In the COVID-19 shock, more jobs are lost for each dollar of GDP lost
If the jobs lost due to the COVID-19 shock were of average labor intensity, then a 5.2% output gap would translate into a jobs gap of 5.2%, or roughly 7.5 million jobs (this is actually better expressed as total hours of work, not jobs, but for now we’ll stick with the slightly more intuitive concept). But we know that COVID-19 was felt most acutely by economic sectors that provide face-to-face services (restaurants, travel accommodations, personal services, and retail). These jobs are low-paid and far more labor-intensive than the economywide average, with each dollar of income generated in these sectors being associated with far more jobs. This means that the jobs gap associated with any given “output gap” based on GDP is going to be much larger.
In the real world, GDP is a pretty abstract concept.
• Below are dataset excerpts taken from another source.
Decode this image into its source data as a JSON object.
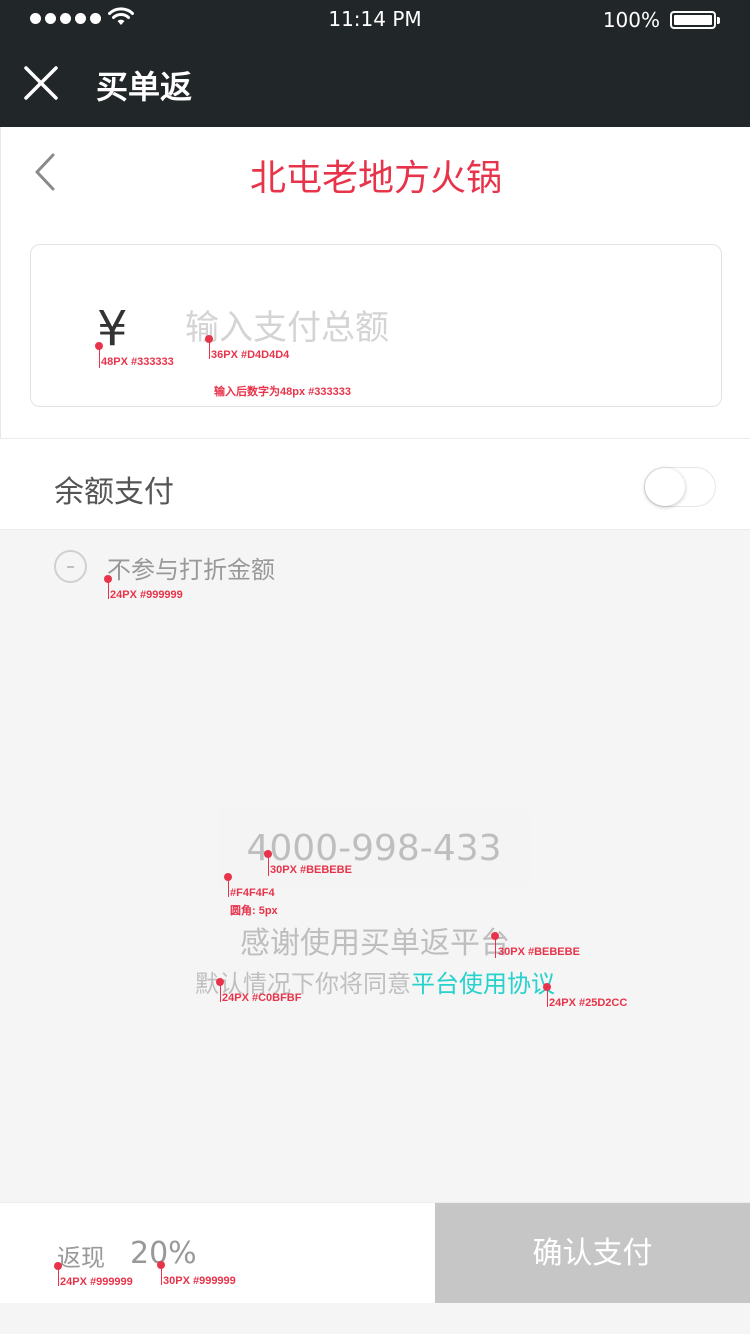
{
  "status_bar": {
    "time": "11:14 PM",
    "battery": "100%"
  },
  "header": {
    "title": "买单返"
  },
  "merchant": {
    "name": "北屯老地方火锅"
  },
  "amount": {
    "currency_symbol": "¥",
    "placeholder": "输入支付总额"
  },
  "balance": {
    "label": "余额支付",
    "enabled": false
  },
  "exclude": {
    "label": "不参与打折金额"
  },
  "info": {
    "phone": "4000-998-433",
    "thanks": "感谢使用买单返平台",
    "agree_prefix": "默认情况下你将同意",
    "agree_link": "平台使用协议"
  },
  "footer": {
    "cashback_label": "返现",
    "cashback_value": "20%",
    "confirm": "确认支付"
  },
  "annotations": {
    "yen_spec": "48PX #333333",
    "placeholder_spec": "36PX #D4D4D4",
    "input_note": "输入后数字为48px  #333333",
    "exclude_spec": "24PX #999999",
    "phone_spec": "30PX #BEBEBE",
    "box_color": "#F4F4F4",
    "box_radius": "圆角: 5px",
    "thanks_spec": "30PX #BEBEBE",
    "agree_spec": "24PX #C0BFBF",
    "link_spec": "24PX #25D2CC",
    "cashback_label_spec": "24PX #999999",
    "cashback_value_spec": "30PX #999999"
  },
  "colors": {
    "accent_red": "#e8344b",
    "link_teal": "#25d2cc",
    "header_dark": "#212629",
    "button_disabled": "#c6c6c6"
  },
  "icons": {
    "close": "close-icon",
    "back": "chevron-left-icon",
    "wifi": "wifi-icon",
    "battery": "battery-icon",
    "signal": "signal-icon"
  }
}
Jobs and paychecks are not. If a given GDP shortfall is associated with a larger jobs shortfall (as it is during the COVID-19 shock), this means the human welfare implications of this output gap is larger than normal.
Sources of third-quarter growth are spent
It is possible GDP in the third quarter of this year grew at a 30% annualized rate or even more. The cautions above are mostly about the arithmetic of this growth. But the economic sources of rapid third-quarter growth are obvious: momentum from reopening following coronavirus-driven shutdowns and income growth buoyed by the generous relief measures included in the CARES Act. Neither of these sources of growth will recur going forward, unless there are radical policy changes. The virus is resurgent across much of the country, and smart public health measures are needed to allow many aspects of life to continue safely in the face of this resurgence. The income support of the CARES Act has completely evaporated, and very soon growth will become throttled by income-constrained households forced to cut back spending. This household pullback in spending will be quickly followed by pullbacks in public spending from state and local governments. Policy can relieve this demand gap stemming from both household and state and local public-sector constraints, but if this demand gap is not addressed, then growth will falter badly in coming quarters.
Given all of this, what is the best summary measure of how far the economy still has to go before it reaches anything like pre-COVID health? I’d say that a good rough barometer is the employment levels that prevailed in February 2020, plus at least 100,000 jobs for each month thereafter to account for trend growth that should be generated in normal times. By this measure—which is much more relevant for the vast majority of Americans who need to find work to economically survive—the U.S. economy was short by a staggering 11 million jobs or more at the end of the third quarter of this year, and nothing about GDP data released this week will change that grim story. The need for aggressive policy action to help families through this horrible period and to spur a faster recovery once it begins remains critical.